Le Bénin et le Niger : la diplomatie patiente de Cotonou pour un dégel régional
Depuis le coup d’État survenu en juillet 2023 au Niger, qui a entraîné l’imposition de sanctions régionales sévères, les relations entre Cotonou et Niamey ont traversé une période de gel profond. Cette crise a été marquée par la fermeture hermétique des frontières et des accusations virulentes émanant du Niger. Cependant, une analyse approfondie des événements révèle que, face à la position ferme de l’Alliance des États du Sahel (AES), le Bénin n’a jamais cessé de rechercher activement des voies de conciliation. La récente visite officielle du nouveau président béninois, Romuald Wadagni, à Niamey, constitue l’aboutissement de cette stratégie diplomatique de la main tendue et un témoignage clair de la bonne volonté de Cotonou.
Une persévérance dans la désescalade malgré les obstacles
Bien que la tension ait persisté et même s’est intensifiée au fil des mois, le Bénin a rapidement posé des jalons concrets pour amorcer un apaisement :
- La levée anticipée des restrictions économiques : Dès la fin de l’année 2023, le Bénin a pris la décision de lever les suspensions concernant le transit des marchandises à destination du Niger via le Port Autonome de Cotonou. Par cette initiative, Cotonou visait à relancer une artère économique vitale pour le Niger. Néanmoins, cette démarche s’est heurtée au maintien de la fermeture de la frontière par Niamey, invoquant des motifs de « sécurité ».
- L’engagement de la diplomatie des émissaires : Face à l’enlisement de la situation, les autorités béninoises ont activement soutenu et facilité des médiations de haut niveau. Les efforts déployés à Niamey par les anciens présidents béninois Nicéphore Soglo et Thomas Boni Yayi durant l’été 2024 ont clairement démontré la volonté inébranlable de Cotonou de rétablir le dialogue, transcendant ainsi les divergences politiques.
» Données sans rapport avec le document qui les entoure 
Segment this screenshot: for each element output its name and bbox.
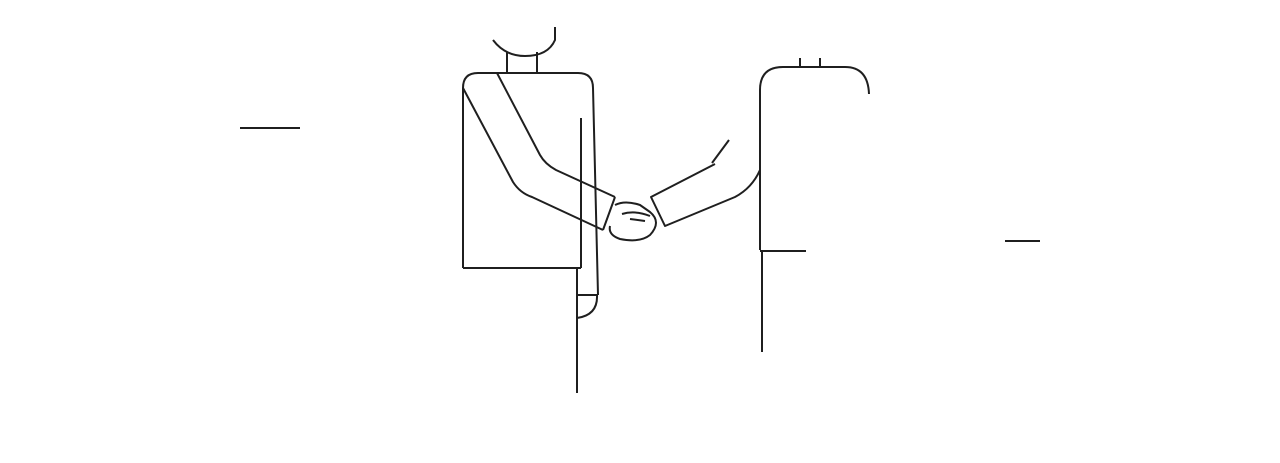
right-person-arm <box>650 139 761 227</box>
left-person-cuff <box>602 196 616 231</box>
left-person-leg <box>576 268 599 393</box>
left-person <box>462 27 616 393</box>
right-person-head <box>759 66 870 250</box>
handshake-hands <box>608 201 657 242</box>
left-person-head <box>492 27 556 57</box>
right-person <box>650 58 870 352</box>
left-person-arm <box>462 72 616 231</box>
left-person-neck <box>506 52 538 73</box>
right-person-hair-ticks <box>799 58 821 67</box>
left-person-torso <box>462 72 599 296</box>
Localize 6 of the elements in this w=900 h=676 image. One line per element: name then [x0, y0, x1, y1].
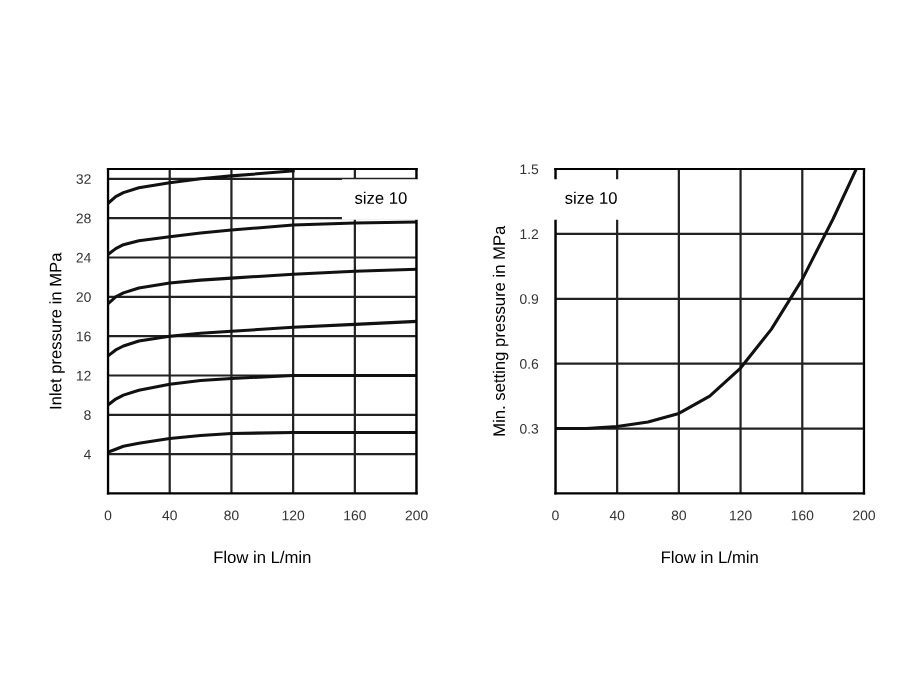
x-axis-title: Flow in L/min — [214, 550, 311, 564]
x-axis-title: Flow in L/min — [662, 550, 758, 564]
annotation: size 10 — [565, 191, 617, 204]
annotation: size 10 — [354, 191, 407, 204]
y-axis-title: Inlet pressure in MPa — [49, 252, 65, 409]
y-axis-title: Min. setting pressure in MPa — [492, 225, 509, 436]
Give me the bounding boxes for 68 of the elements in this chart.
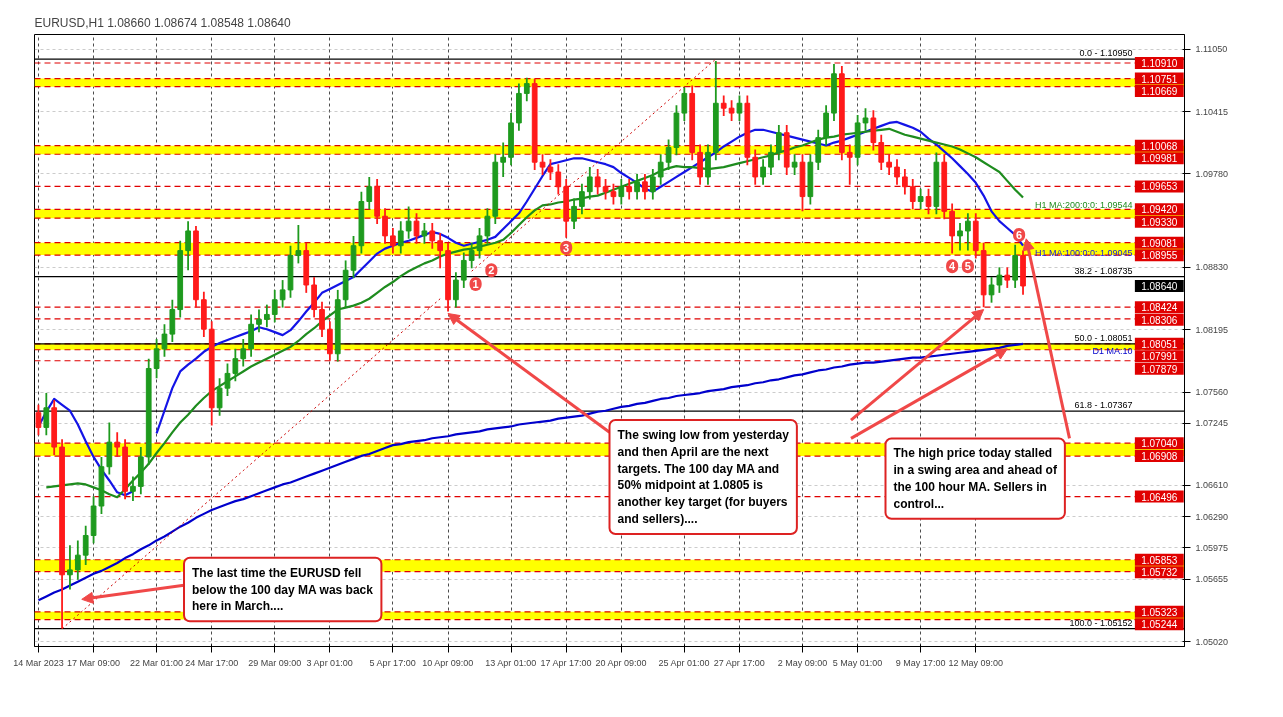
ref-line-label: 1.09081 xyxy=(1141,237,1178,249)
y-tick-label: 1.08195 xyxy=(1195,324,1229,335)
annotation: 5 xyxy=(964,260,971,273)
ref-line-label: 1.08955 xyxy=(1141,250,1178,262)
annotation: 1 xyxy=(472,278,479,291)
ref-line-label: 1.10669 xyxy=(1141,86,1178,98)
annotation: 0.0 - 1.10950 xyxy=(1079,48,1133,59)
x-tick-label: 5 Apr 17:00 xyxy=(369,657,416,668)
ref-line-label: 1.06908 xyxy=(1141,451,1178,463)
x-tick-label: 2 May 09:00 xyxy=(777,657,828,668)
x-tick-label: 17 Mar 09:00 xyxy=(67,657,121,668)
ref-line-label: 1.10751 xyxy=(1141,73,1178,85)
ref-line-label: 1.09420 xyxy=(1141,204,1178,216)
ref-line-label: 1.07040 xyxy=(1141,438,1178,450)
series-label: H1 MA:200:0:0: 1.09544 xyxy=(1034,199,1133,210)
y-tick-label: 1.07560 xyxy=(1195,387,1229,398)
ref-line-label: 1.08051 xyxy=(1141,338,1178,350)
ref-line-label: 1.07991 xyxy=(1141,351,1178,363)
ref-line-label: 1.10068 xyxy=(1141,140,1178,152)
x-tick-label: 27 Apr 17:00 xyxy=(713,657,765,668)
ref-line-label: 1.05853 xyxy=(1141,554,1178,566)
annotation: 4 xyxy=(949,260,957,273)
x-tick-label: 22 Mar 01:00 xyxy=(130,657,184,668)
ref-line-label: 1.09981 xyxy=(1141,153,1178,165)
annotation: The last time the EURUSD fell below the 100 day MA was back here in March.... xyxy=(192,565,374,614)
x-tick-label: 5 May 01:00 xyxy=(832,657,883,668)
x-tick-label: 10 Apr 09:00 xyxy=(422,657,474,668)
annotation: 3 xyxy=(563,241,570,254)
annotation: 6 xyxy=(1016,228,1023,241)
y-tick-label: 1.07245 xyxy=(1195,418,1229,429)
ref-line-label: 1.08424 xyxy=(1141,302,1178,314)
annotation: 2 xyxy=(488,264,495,277)
ref-line-label: 1.06496 xyxy=(1141,491,1178,503)
ref-line-label: 1.05732 xyxy=(1141,567,1178,579)
x-tick-label: 9 May 17:00 xyxy=(895,657,946,668)
x-tick-label: 24 Mar 17:00 xyxy=(185,657,239,668)
x-tick-label: 29 Mar 09:00 xyxy=(248,657,302,668)
y-tick-label: 1.05020 xyxy=(1195,636,1229,647)
ref-line-label: 1.05323 xyxy=(1141,606,1178,618)
x-tick-label: 3 Apr 01:00 xyxy=(306,657,353,668)
ref-line-label: 1.10910 xyxy=(1141,57,1178,69)
x-tick-label: 12 May 09:00 xyxy=(948,657,1004,668)
ref-line-label: 1.09653 xyxy=(1141,181,1178,193)
annotation: 50.0 - 1.08051 xyxy=(1074,332,1133,343)
x-tick-label: 14 Mar 2023 xyxy=(13,657,64,668)
y-tick-label: 1.09780 xyxy=(1195,168,1229,179)
annotation: 100.0 - 1.05152 xyxy=(1069,617,1133,628)
y-tick-label: 1.11050 xyxy=(1195,44,1228,55)
y-tick-label: 1.10415 xyxy=(1195,106,1229,117)
y-tick-label: 1.05655 xyxy=(1195,574,1229,585)
ref-line-label: 1.08306 xyxy=(1141,314,1178,326)
x-tick-label: 20 Apr 09:00 xyxy=(595,657,647,668)
chart-title: EURUSD,H1 1.08660 1.08674 1.08548 1.08640 xyxy=(34,15,292,30)
y-tick-label: 1.06610 xyxy=(1195,480,1229,491)
annotation: 38.2 - 1.08735 xyxy=(1074,265,1133,276)
annotation: The swing low from yesterday and then April are the next targets. The 100 day MA and 50% midpoint at 1.0805 is another key target (for buyers and sellers).... xyxy=(617,428,790,527)
x-tick-label: 13 Apr 01:00 xyxy=(485,657,537,668)
ref-line-label: 1.09330 xyxy=(1141,216,1178,228)
text: 1.08640 xyxy=(1141,280,1178,292)
annotation: 61.8 - 1.07367 xyxy=(1074,400,1133,411)
ref-line-label: 1.07879 xyxy=(1141,363,1178,375)
ref-line-label: 1.05244 xyxy=(1141,619,1178,631)
annotation: The high price today stalled in a swing area and ahead of the 100 hour MA. Sellers in control... xyxy=(893,446,1058,511)
y-tick-label: 1.05975 xyxy=(1195,542,1229,553)
x-tick-label: 25 Apr 01:00 xyxy=(658,657,710,668)
y-tick-label: 1.06290 xyxy=(1195,511,1229,522)
y-tick-label: 1.08830 xyxy=(1195,262,1229,273)
x-tick-label: 17 Apr 17:00 xyxy=(540,657,592,668)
- La protection des intérêts mutuels : Malgré des frictions considérables autour du terminal de l’oléoduc d’exportation de pétrole brut WAPCO Niger-Bénin, le Bénin a toujours veillé à la préservation de cette infrastructure essentielle. Cette approche pragmatique a permis d’éviter une rupture irréversible et de maintenir le seul lien technique significatif entre les deux nations.
L’ère Romuald Wadagni : une opportunité de renouveau
L’élection et l’investiture de Romuald Wadagni à la présidence du Bénin en mai 2026 ont ouvert une nouvelle phase prometteuse. Ce technocrate respecté, ancien ministre des Finances, bénéficie d’une neutralité politique précieuse, n’étant pas directement associé aux décisions les plus clivantes de la période post-coup de 2023.
Le premier signal positif est venu de Niamey, avec le déplacement du Premier ministre nigérien Ali Mahamane Lamine Zeine à Cotonou pour assister à son investiture. Cet acte a marqué une rupture significative avec une longue période d’isolement diplomatique.
Le témoignage ultime de bonne foi
En choisissant de dédier l’une de ses toutes premières visites officielles à Niamey, Romuald Wadagni a apporté le « gage de bonne volonté » que les régimes de l’AES attendaient. Ce déplacement présidentiel illustre que le Bénin place la réconciliation régionale au cœur de ses préoccupations. En allant directement à la rencontre du général Abdourahamane Tiani et du capitaine Ibrahim Traoré, Romuald Wadagni confirme la disposition de son gouvernement à engager un dialogue franc, pragmatique et décomplexé.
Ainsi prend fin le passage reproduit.